Simulations are currently available only for developer API users (Human users will have access to a user friendly version shortly, please stay up to date by following streamOS for product updates)
- How simulations are setup ?
- Running simulations
- Viewing Results
Use the code here Sample Code and run them against the /sim/... endpoints
How simluations are setup ?
Simulation environments bootstrap with all contracts, customers and products from your production environment.
The /sim endpoints are simulation events and perform the same work as described in other sections except that they do not store data in production and are ephemeral (state recycles around system restarts etc.). Although our systems are largely up, state will be reset around system upgrades and catastrophical updates (like AWS going down)
Running simulations
Running simulations are almost exactly like working in a production environment except for a few changes -
- Usage: do not upload usage as you would regularly to your usage endpoint - instead structure your usage dataframe and pass it directly in to the /run endpoint as referenced here
response = client.post(f'/contracts/{org_id}/factory/run', json={'usage': [{'date': '2024-02-29', 'product_id': product_id, 'contract_id': product_contract_id, 'quantity': 100}] })

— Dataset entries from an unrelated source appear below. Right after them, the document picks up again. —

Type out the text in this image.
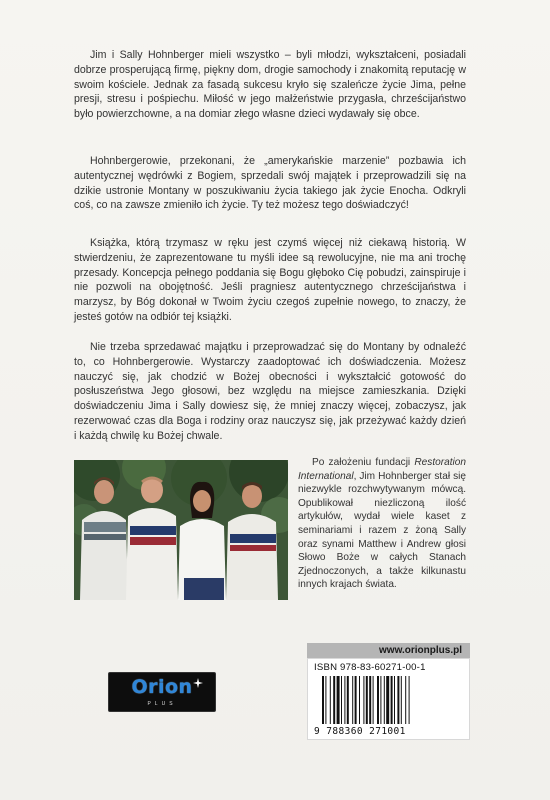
Jim i Sally Hohnberger mieli wszystko – byli młodzi, wykształceni, posiadali dobrze prosperującą firmę, piękny dom, drogie samochody i znakomitą reputację w swoim kościele. Jednak za fasadą sukcesu kryło się szaleńcze życie Jima, pełne presji, stresu i pośpiechu. Miłość w jego małżeństwie przygasła, chrześcijaństwo było powierzchowne, a na domiar złego własne dzieci wydawały się obce.

Hohnbergerowie, przekonani, że „amerykańskie marzenie” pozbawia ich autentycznej wędrówki z Bogiem, sprzedali swój majątek i przeprowadzili się na dzikie ustronie Montany w poszukiwaniu życia takiego jak życie Enocha. Odkryli coś, co na zawsze zmieniło ich życie. Ty też możesz tego doświadczyć!

Książka, którą trzymasz w ręku jest czymś więcej niż ciekawą historią. W stwierdzeniu, że zaprezentowane tu myśli idee są rewolucyjne, nie ma ani trochę przesady. Koncepcja pełnego poddania się Bogu głęboko Cię pobudzi, zainspiruje i nie pozwoli na obojętność. Jeśli pragniesz autentycznego chrześcijaństwa i marzysz, by Bóg dokonał w Twoim życiu czegoś zupełnie nowego, to znaczy, że jesteś gotów na odbiór tej książki.

Nie trzeba sprzedawać majątku i przeprowadzać się do Montany by odnaleźć to, co Hohnbergerowie. Wystarczy zaadoptować ich doświadczenia. Możesz nauczyć się, jak chodzić w Bożej obecności i wykształcić gotowość do posłuszeństwa Jego głosowi, bez względu na miejsce zamieszkania. Dzięki doświadczeniu Jima i Sally dowiesz się, że mniej znaczy więcej, zobaczysz, jak rezerwować czas dla Boga i rodziny oraz nauczysz się, jak przeżywać każdy dzień i każdą chwilę ku Bożej chwale.

Po założeniu fundacji Restoration International, Jim Hohnberger stał się niezwykle rozchwytywanym mówcą. Opublikował niezliczoną ilość artykułów, wydał wiele kaset z seminariami i razem z żoną Sally oraz synami Matthew i Andrew głosi Słowo Boże w całych Stanach Zjednoczonych, a także kilkunastu innych krajach świata.

Orion
PLUS
www.orionplus.pl
ISBN 978-83-60271-00-1
9 788360 271001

customer_id: Specify the customer_id of the customer you would like to run the contracts for
contract_id: Specify the contract_id of the contract you would like to run
Please ensure that the contract_id in the usage schema is the contract_id of the Product Contract that wraps that product referenced.
Viewing Results
Results of simulations are returned from here.
This is a pandas.multiindex dataframe once unpacked - with column headers reflecting each level of the contract that produces results:
**index:** datetime index of charges events
**columns:** [Parent Contract Info]
[Sub Contract Info] [total amount of parent]
[Plan Info] [total amount of sub contract]
[unit amount] [quantity] [total amount]
The way to process this information is to unwrap columns at each level and process the remaining dataframe to inspect details of how the prices were created.